Wild adventure part II.

Here I am at Grass Lake and there is a spectacular 150 ft. high waterfall off in the distance. How can I get there? There is no trail leading up to the waterfall. The trail officially ends at Grass Lake. It seems a bit brushy, more than I anticipated. But today I am determined. My mind was set days ago. I would shoot sunrise at the lake, then work my way up to the waterfall. Nothing would stop me. Not thick manzanita brush. Not a torrent from Heather Lake’s outlet that I needed to cross. Not any number of immense talus slides that I needed to cross. Not a steep cliff section that I could only cross safely by grabbing onto manzanita brush and pulling myself across it (that stuff is good for something after all). Not a very steep, crumbly, rocky slope that I needed to scramble up in order to get up to the waterfall viewpoint. Not wondering how I would ever get back down all that. I encountered all these things on my way up to Susie Lake Falls. As I said, I was determined to get to this waterfall. And let me tell you, it was worth every penny. What a gorgeous waterfall. Nothing beats standing right next to a powerful, beautiful 100+ foot waterfall, feeling the spray on your face. At a spot where very few people, if any, have ever been before. Susie Lake Falls was officially bagged. But did I break the cardinal rule of waterfall hunting?

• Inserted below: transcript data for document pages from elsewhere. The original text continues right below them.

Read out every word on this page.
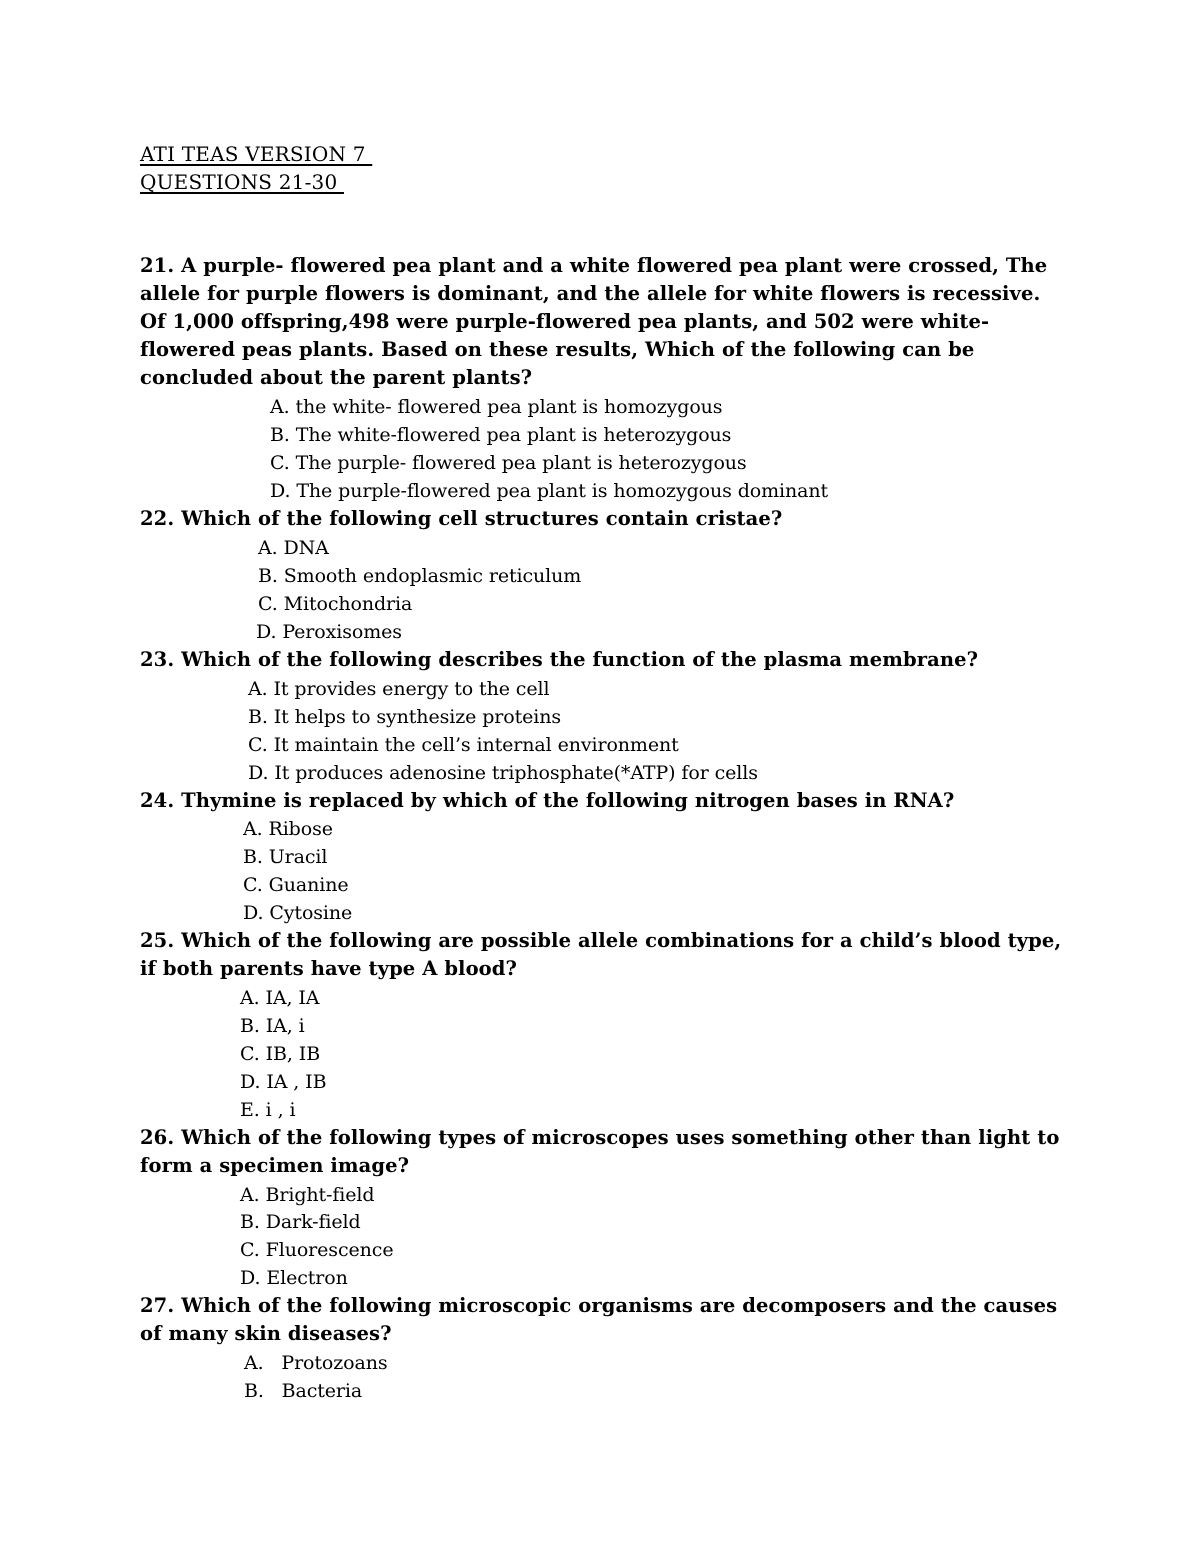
ATI TEAS VERSION 7
QUESTIONS 21-30
21. A purple- flowered pea plant and a white flowered pea plant were crossed, The allele for purple flowers is dominant, and the allele for white flowers is recessive. Of 1,000 offspring,498 were purple-flowered pea plants, and 502 were white-flowered peas plants. Based on these results, Which of the following can be concluded about the parent plants?
A. the white- flowered pea plant is homozygous
B. The white-flowered pea plant is heterozygous
C. The purple- flowered pea plant is heterozygous
D. The purple-flowered pea plant is homozygous dominant
22. Which of the following cell structures contain cristae?
A. DNA
B. Smooth endoplasmic reticulum
C. Mitochondria
D. Peroxisomes
23. Which of the following describes the function of the plasma membrane?
A. It provides energy to the cell
B. It helps to synthesize proteins
C. It maintain the cell’s internal environment
D. It produces adenosine triphosphate(*ATP) for cells
24. Thymine is replaced by which of the following nitrogen bases in RNA?
A. Ribose
B. Uracil
C. Guanine
D. Cytosine
25. Which of the following are possible allele combinations for a child’s blood type, if both parents have type A blood?
A. IA, IA
B. IA, i
C. IB, IB
D. IA , IB
E. i , i
26. Which of the following types of microscopes uses something other than light to form a specimen image?
A. Bright-field
B. Dark-field
C. Fluorescence
D. Electron
27. Which of the following microscopic organisms are decomposers and the causes of many skin diseases?
A.   Protozoans
B.   Bacteria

The above photo was taken with my 70-200mm lens from Grass Lake. It is my favourite shot of the waterfall. I am glad I did not leave that lens at home after all. The below photo (just to prove to you that I did make it there) is from up close beside Susie Lake Falls:

But the wild adventure is not over yet.

My second goal for the day was to get up to Heather Lake, where I had heard there was another small waterfall. I also had a grand goal of making it to Lake Aloha, and perhaps even Half Moon Lake as well. It was a classic case of my eyes being bigger than my stomach (or in this case, my body). I had initially thought I might be able to scale the cliffs to get to the top of Susie Lake Falls. No way that was happening. The cliffs around the falls were way too steep. On the other side, maybe it could be done. But there was no way to get across the creek easily. I had another idea, however. Why not follow Heather Creek’s drainage on up to Heather Lake that way. It looked rather do-able. The terrain looked open, and it didn’t look very steep to my eyes, or on my topo map. But I couldn’t see what was around the corner up there. I might get all the way up there and reach a dead-end. Then I’d have to turn back to Grass Lake. That would really suck petunias. But I thought I could do it all right. It would be a grand adventure in the making. More thick manzanita brush. More immense talus slides to cross. I got about halfway up the drainage, and all of a sudden my legs started to protest, scream, rebel. They were tired. Too tired. Over tired. Too late to go back down. The cardinal rule of waterfall hunting is to have enough “oomph” to make it out of the canyon at the end of the day. I just only had to get up to Heather Lake, then I could take the easy, well-maintained trail all the way back down to the trailhead where I parked. I had to continue on. And so I did. Slowly.

I finally made it up. Along the way, just a short distance below the lake, I found Heather Lake Falls. I had heard it was just a small 20 foot waterfall. I wasn’t expecting much of anything here. What I found, instead, was a beautiful 38 ft. high, fan-type waterfall. Not only that, there was a double falls here as a small stream fed by snow melt from the mountains, made its way down and formed a second waterfall at the same location. I took this photo from the top of that small stream looking over at Heather Lake Falls. What a beautiful location, and a perfect spot to eat my sandwich. So I did.

Once up at Heather Lake, I was way way way too tired to think of doing any additional hiking (ie. to Lake Aloha). So I made my way back down the trail to the car. It was very slow going. My legs had completely had it with me. I had scratches all over my legs. I had blisters on my feet. I had sunburn. Fortunately, it was (mostly) all downhill. But even so, it took a very long time to hike back down. But I made it. And what an incredible adventure in the Desolation Wilderness, going where few have gone before.